Stuck? Here are some hints to help you get going.
Make sure you know how to read the set-builder notation defining A, B, and C. In particular, these sets contain ordered pairs of integers. Are you tempted to write something like the following?
Let m and n be integers. Suppose m and n are in A. ....
m is an integer but A contains pairs of integers (aka 2D points). So m cannot be an element of A.
If you are having trouble with this part, go to office hours and have someone walk you through more examples.
To prove a subset inclusion like this, your proof should start by choosing an element z from the smaller set. The proof should end on a conclusion that z is in the larger set.
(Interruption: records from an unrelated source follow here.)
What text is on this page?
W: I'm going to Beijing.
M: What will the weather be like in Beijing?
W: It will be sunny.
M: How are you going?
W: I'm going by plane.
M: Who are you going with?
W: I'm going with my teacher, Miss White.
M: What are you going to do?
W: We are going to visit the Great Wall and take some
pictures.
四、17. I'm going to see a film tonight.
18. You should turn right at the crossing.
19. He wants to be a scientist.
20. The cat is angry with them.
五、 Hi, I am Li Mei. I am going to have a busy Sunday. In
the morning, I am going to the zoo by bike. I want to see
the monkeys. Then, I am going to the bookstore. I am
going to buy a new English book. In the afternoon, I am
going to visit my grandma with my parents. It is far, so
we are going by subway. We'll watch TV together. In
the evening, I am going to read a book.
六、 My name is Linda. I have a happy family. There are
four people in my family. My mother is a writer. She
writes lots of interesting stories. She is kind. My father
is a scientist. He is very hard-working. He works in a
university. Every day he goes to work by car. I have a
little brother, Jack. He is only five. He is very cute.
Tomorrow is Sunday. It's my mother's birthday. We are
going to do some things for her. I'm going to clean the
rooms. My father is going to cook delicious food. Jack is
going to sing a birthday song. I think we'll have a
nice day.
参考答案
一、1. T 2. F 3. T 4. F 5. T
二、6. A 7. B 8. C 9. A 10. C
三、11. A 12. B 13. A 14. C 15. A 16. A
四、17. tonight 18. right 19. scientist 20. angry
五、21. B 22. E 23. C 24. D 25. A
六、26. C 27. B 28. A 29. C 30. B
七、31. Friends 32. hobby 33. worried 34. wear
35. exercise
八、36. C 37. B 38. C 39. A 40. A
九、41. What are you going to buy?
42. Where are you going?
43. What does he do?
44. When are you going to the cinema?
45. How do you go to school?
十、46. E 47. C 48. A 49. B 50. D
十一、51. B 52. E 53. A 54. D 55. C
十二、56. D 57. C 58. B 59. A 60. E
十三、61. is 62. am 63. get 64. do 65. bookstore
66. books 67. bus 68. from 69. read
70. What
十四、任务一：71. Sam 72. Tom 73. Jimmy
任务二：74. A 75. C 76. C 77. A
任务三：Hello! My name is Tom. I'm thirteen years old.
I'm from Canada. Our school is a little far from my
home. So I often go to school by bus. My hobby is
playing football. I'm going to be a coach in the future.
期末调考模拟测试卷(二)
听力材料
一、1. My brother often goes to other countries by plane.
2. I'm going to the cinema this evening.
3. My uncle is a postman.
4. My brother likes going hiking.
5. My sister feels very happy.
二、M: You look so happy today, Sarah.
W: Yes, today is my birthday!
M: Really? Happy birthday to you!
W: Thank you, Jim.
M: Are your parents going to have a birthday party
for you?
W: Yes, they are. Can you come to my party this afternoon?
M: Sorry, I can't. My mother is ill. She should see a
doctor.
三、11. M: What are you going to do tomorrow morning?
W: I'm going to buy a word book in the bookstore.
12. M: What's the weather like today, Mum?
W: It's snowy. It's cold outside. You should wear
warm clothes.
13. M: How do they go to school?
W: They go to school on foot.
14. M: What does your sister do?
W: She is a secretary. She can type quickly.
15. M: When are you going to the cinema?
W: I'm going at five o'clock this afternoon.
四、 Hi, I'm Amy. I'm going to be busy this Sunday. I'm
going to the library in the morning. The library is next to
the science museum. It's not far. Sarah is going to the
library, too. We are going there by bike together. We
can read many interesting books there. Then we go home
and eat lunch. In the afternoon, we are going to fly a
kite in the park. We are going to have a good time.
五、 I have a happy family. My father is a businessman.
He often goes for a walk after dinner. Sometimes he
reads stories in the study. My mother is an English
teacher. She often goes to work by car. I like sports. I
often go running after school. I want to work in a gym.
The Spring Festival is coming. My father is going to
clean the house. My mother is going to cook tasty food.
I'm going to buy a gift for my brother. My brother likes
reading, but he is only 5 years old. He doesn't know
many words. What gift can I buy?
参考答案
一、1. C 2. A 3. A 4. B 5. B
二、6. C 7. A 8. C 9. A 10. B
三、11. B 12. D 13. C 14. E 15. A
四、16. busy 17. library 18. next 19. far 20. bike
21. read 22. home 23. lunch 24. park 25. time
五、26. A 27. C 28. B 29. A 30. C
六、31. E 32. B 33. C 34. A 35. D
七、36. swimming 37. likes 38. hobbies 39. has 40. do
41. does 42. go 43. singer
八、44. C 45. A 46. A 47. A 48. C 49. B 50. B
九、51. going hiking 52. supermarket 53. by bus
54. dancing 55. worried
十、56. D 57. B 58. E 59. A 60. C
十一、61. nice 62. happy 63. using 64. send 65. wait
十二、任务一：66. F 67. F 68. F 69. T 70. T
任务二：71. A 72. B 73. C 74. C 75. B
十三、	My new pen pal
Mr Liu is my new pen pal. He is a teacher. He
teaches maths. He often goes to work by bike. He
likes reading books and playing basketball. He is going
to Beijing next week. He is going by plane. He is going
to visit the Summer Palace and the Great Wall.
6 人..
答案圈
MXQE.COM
The smaller set here is \(A \cap B\) and the larger set is C. So the start of your proof should assume that ...? And your conclusion at the end should be ...? Write those down before you start trying to fill in the middle of the proof.
Not sure how the variables p and q relate to the variables s, t, x, y? Notice that p and q are just temporary local variables, used to describe the structure of an element of A. Similarly for s, t, x, y. So, for example, you could paraphrase the definition of C as: the set of all 2D points whose first coordinates are non-negative.
In the main body of your proof, you'll need to set up the name for the pair you're manipulating. Perhaps you might call it (m,n). When you apply the definition of A, you'll match (m,n) with the local variable (p,q) in A's definition. That is, set m=p, n=q. So if (m,n) is an element of A, we substitute m=p and n=q into A's defining equation, to get that \( 3mn + 15m -5n -25 \ge 0\).
Have you tried factoring that big long polynomial?